The lower courts have been dissatisfied with the administration’s efforts to articulate a reasonable limiting principle, and it is surprising that the DOJ’s brief on the individual mandate did not spend considerable time on this topic. The Eleventh Circuit, in striking down the mandate, statedthat the government’s theory “afford[ed] no limiting principles in which to confine Congress’s enumerated power.” Even the D.C. Appellate Court’s decisionupholding the mandate acknowledged “some discomfort with the Government’s failure to advance any clear doctrinal principles limiting congressional mandates that any American purchase any product or service in interstate commerce.” As Florida Federal District Judge Vinson posited during his oral argumentson the topic: “If they decided that everybody needs to eat broccoli because broccoli is healthy they could mandate that everybody has to buy a certain amount of broccoli each week.”
Even if the administration attempted to address these objections, their efforts should be unsuccessful. No “reasonable” restraint on the Commerce Clause’s reach can exist within a constitutional framework upholding the individual mandate.

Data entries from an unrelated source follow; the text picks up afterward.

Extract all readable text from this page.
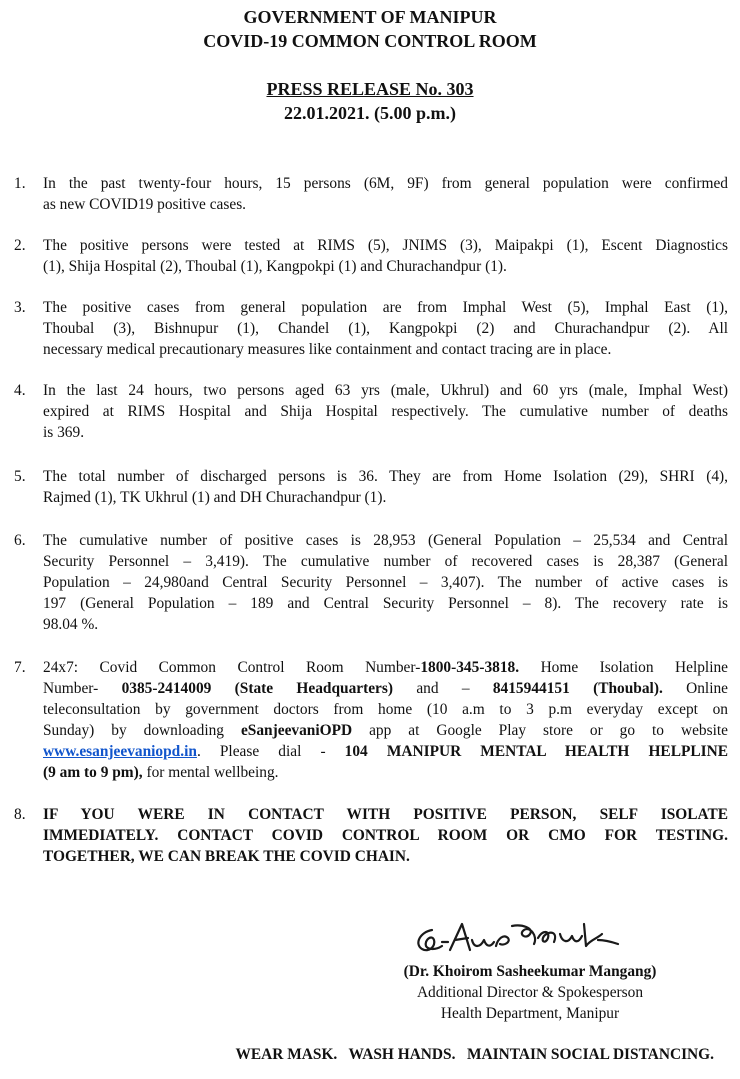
GOVERNMENT OF MANIPUR
COVID-19 COMMON CONTROL ROOM
PRESS RELEASE No. 303
22.01.2021. (5.00 p.m.)
1. In the past twenty-four hours, 15 persons (6M, 9F) from general population were confirmed
as new COVID19 positive cases.
2. The positive persons were tested at RIMS (5), JNIMS (3), Maipakpi (1), Escent Diagnostics
(1), Shija Hospital (2), Thoubal (1), Kangpokpi (1) and Churachandpur (1).
3. The positive cases from general population are from Imphal West (5), Imphal East (1),
Thoubal (3), Bishnupur (1), Chandel (1), Kangpokpi (2) and Churachandpur (2). All
necessary medical precautionary measures like containment and contact tracing are in place.
4. In the last 24 hours, two persons aged 63 yrs (male, Ukhrul) and 60 yrs (male, Imphal West)
expired at RIMS Hospital and Shija Hospital respectively. The cumulative number of deaths
is 369.
5. The total number of discharged persons is 36. They are from Home Isolation (29), SHRI (4),
Rajmed (1), TK Ukhrul (1) and DH Churachandpur (1).
6. The cumulative number of positive cases is 28,953 (General Population – 25,534 and Central
Security Personnel – 3,419). The cumulative number of recovered cases is 28,387 (General
Population – 24,980and Central Security Personnel – 3,407). The number of active cases is
197 (General Population – 189 and Central Security Personnel – 8). The recovery rate is
98.04 %.
7. 24x7: Covid Common Control Room Number-1800-345-3818. Home Isolation Helpline
Number- 0385-2414009 (State Headquarters) and – 8415944151 (Thoubal). Online
teleconsultation by government doctors from home (10 a.m to 3 p.m everyday except on
Sunday) by downloading eSanjeevaniOPD app at Google Play store or go to website
www.esanjeevaniopd.in. Please dial - 104 MANIPUR MENTAL HEALTH HELPLINE
(9 am to 9 pm), for mental wellbeing.
8. IF YOU WERE IN CONTACT WITH POSITIVE PERSON, SELF ISOLATE
IMMEDIATELY. CONTACT COVID CONTROL ROOM OR CMO FOR TESTING.
TOGETHER, WE CAN BREAK THE COVID CHAIN.
(Dr. Khoirom Sasheekumar Mangang)
Additional Director & Spokesperson
Health Department, Manipur
WEAR MASK.   WASH HANDS.   MAINTAIN SOCIAL DISTANCING.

As the Judicial Crisis Network argued in our briefs, the administration’s position depends on discarding a key precursor to relying upon the Commerce Clause’s power; in order to regulate, there must be preexisting activity substantially affecting interstate commerce. Even the DOJ’s Supreme Court brief fails to cite a single instance where the Commerce Clause has regulated inactivity.
If the Supreme Court ignores this distinction, this “reasonable” limit on Congress’s power to meddle in the lives of others would be a mere starting point for more expansive government intrusions. Courts have a long history of jettisoning supposed limits on constitutional power. New constitutional doctrines, created out of non-existent penumbras and emanations, quickly take unexpected minds of their own. As our brief argues, “It is hard to imagine any private decision not to purchase a particular good or service that does not have some economic impact when aggregated among millions of people.”

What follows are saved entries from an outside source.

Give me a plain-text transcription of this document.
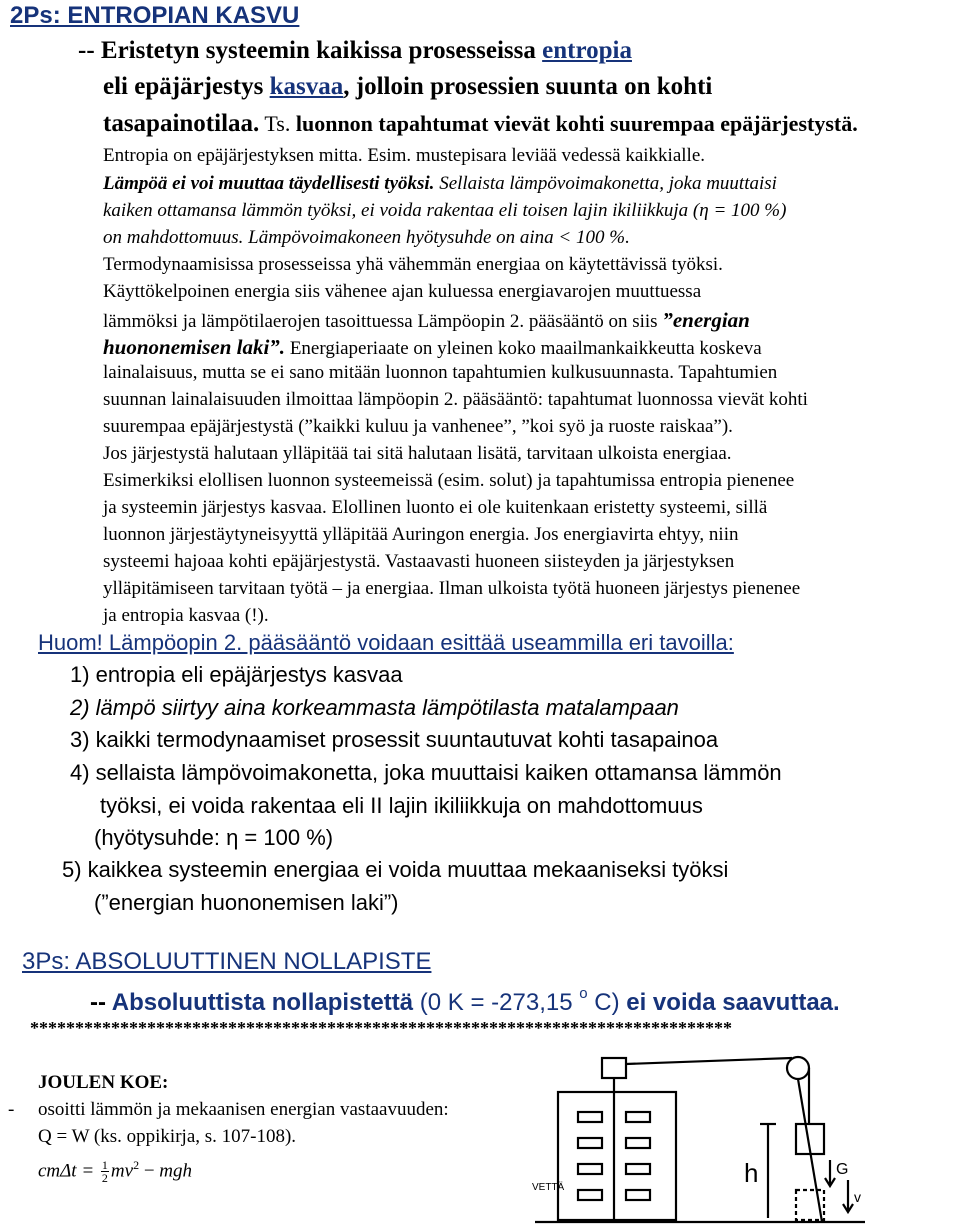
2Ps: ENTROPIAN KASVU
-- Eristetyn systeemin kaikissa prosesseissa entropia
eli epäjärjestys kasvaa, jolloin prosessien suunta on kohti
tasapainotilaa. Ts. luonnon tapahtumat vievät kohti suurempaa epäjärjestystä.
Entropia on epäjärjestyksen mitta. Esim. mustepisara leviää vedessä kaikkialle.
Lämpöä ei voi muuttaa täydellisesti työksi. Sellaista lämpövoimakonetta, joka muuttaisi
kaiken ottamansa lämmön työksi, ei voida rakentaa eli toisen lajin ikiliikkuja (η = 100 %)
on mahdottomuus. Lämpövoimakoneen hyötysuhde on aina < 100 %.
Termodynaamisissa prosesseissa yhä vähemmän energiaa on käytettävissä työksi.
Käyttökelpoinen energia siis vähenee ajan kuluessa energiavarojen muuttuessa
lämmöksi ja lämpötilaerojen tasoittuessa Lämpöopin 2. pääsääntö on siis ”energian
huononemisen laki”. Energiaperiaate on yleinen koko maailmankaikkeutta koskeva
lainalaisuus, mutta se ei sano mitään luonnon tapahtumien kulkusuunnasta. Tapahtumien
suunnan lainalaisuuden ilmoittaa lämpöopin 2. pääsääntö: tapahtumat luonnossa vievät kohti
suurempaa epäjärjestystä (”kaikki kuluu ja vanhenee”, ”koi syö ja ruoste raiskaa”).
Jos järjestystä halutaan ylläpitää tai sitä halutaan lisätä, tarvitaan ulkoista energiaa.
Esimerkiksi elollisen luonnon systeemeissä (esim. solut) ja tapahtumissa entropia pienenee
ja systeemin järjestys kasvaa. Elollinen luonto ei ole kuitenkaan eristetty systeemi, sillä
luonnon järjestäytyneisyyttä ylläpitää Auringon energia. Jos energiavirta ehtyy, niin
systeemi hajoaa kohti epäjärjestystä. Vastaavasti huoneen siisteyden ja järjestyksen
ylläpitämiseen tarvitaan työtä – ja energiaa. Ilman ulkoista työtä huoneen järjestys pienenee
ja entropia kasvaa (!).
Huom! Lämpöopin 2. pääsääntö voidaan esittää useammilla eri tavoilla:
1) entropia eli epäjärjestys kasvaa
2) lämpö siirtyy aina korkeammasta lämpötilasta matalampaan
3) kaikki termodynaamiset prosessit suuntautuvat kohti tasapainoa
4) sellaista lämpövoimakonetta, joka muuttaisi kaiken ottamansa lämmön
työksi, ei voida rakentaa eli II lajin ikiliikkuja on mahdottomuus
(hyötysuhde: η = 100 %)
5) kaikkea systeemin energiaa ei voida muuttaa mekaaniseksi työksi
(”energian huononemisen laki”)
3Ps: ABSOLUUTTINEN NOLLAPISTE
-- Absoluuttista nollapistettä (0 K = -273,15 $^o$ C) ei voida saavuttaa.
******************************************************************************
JOULEN KOE:
- osoitti lämmön ja mekaanisen energian vastaavuuden:
Q = W (ks. oppikirja, s. 107-108).
$cm\Delta t = \frac{1}{2} mv^2$ − mgh	h	G
v
VETTÄ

Even if the administration conjured up a “reasonable” limitation on the exercise of the Commerce Clause, it’s important to remember that opposition to the individual mandate is not just a prophylactic measure, aimed at preventing a broccoli individual mandate (or even worse, a Brussels sprouts individual mandate). The individual mandate is the bad result. It unprecedentedly expands Washington’s power to dictate the economic choices of millions of Americans. It necessarily involves a centralized government’s overriding of the decisions of millions of Americans who have already rejected the rationale that an elite class of intellectuals and misinformed central planners thrust upon them. Washington’s ability to take away from our full panoply of creator-endowed rights must be limited, and not just by forcing a group of lobbyist-funded politicians and philosopher-king judges to deem the cause reasonable enough. Liberty is too essential.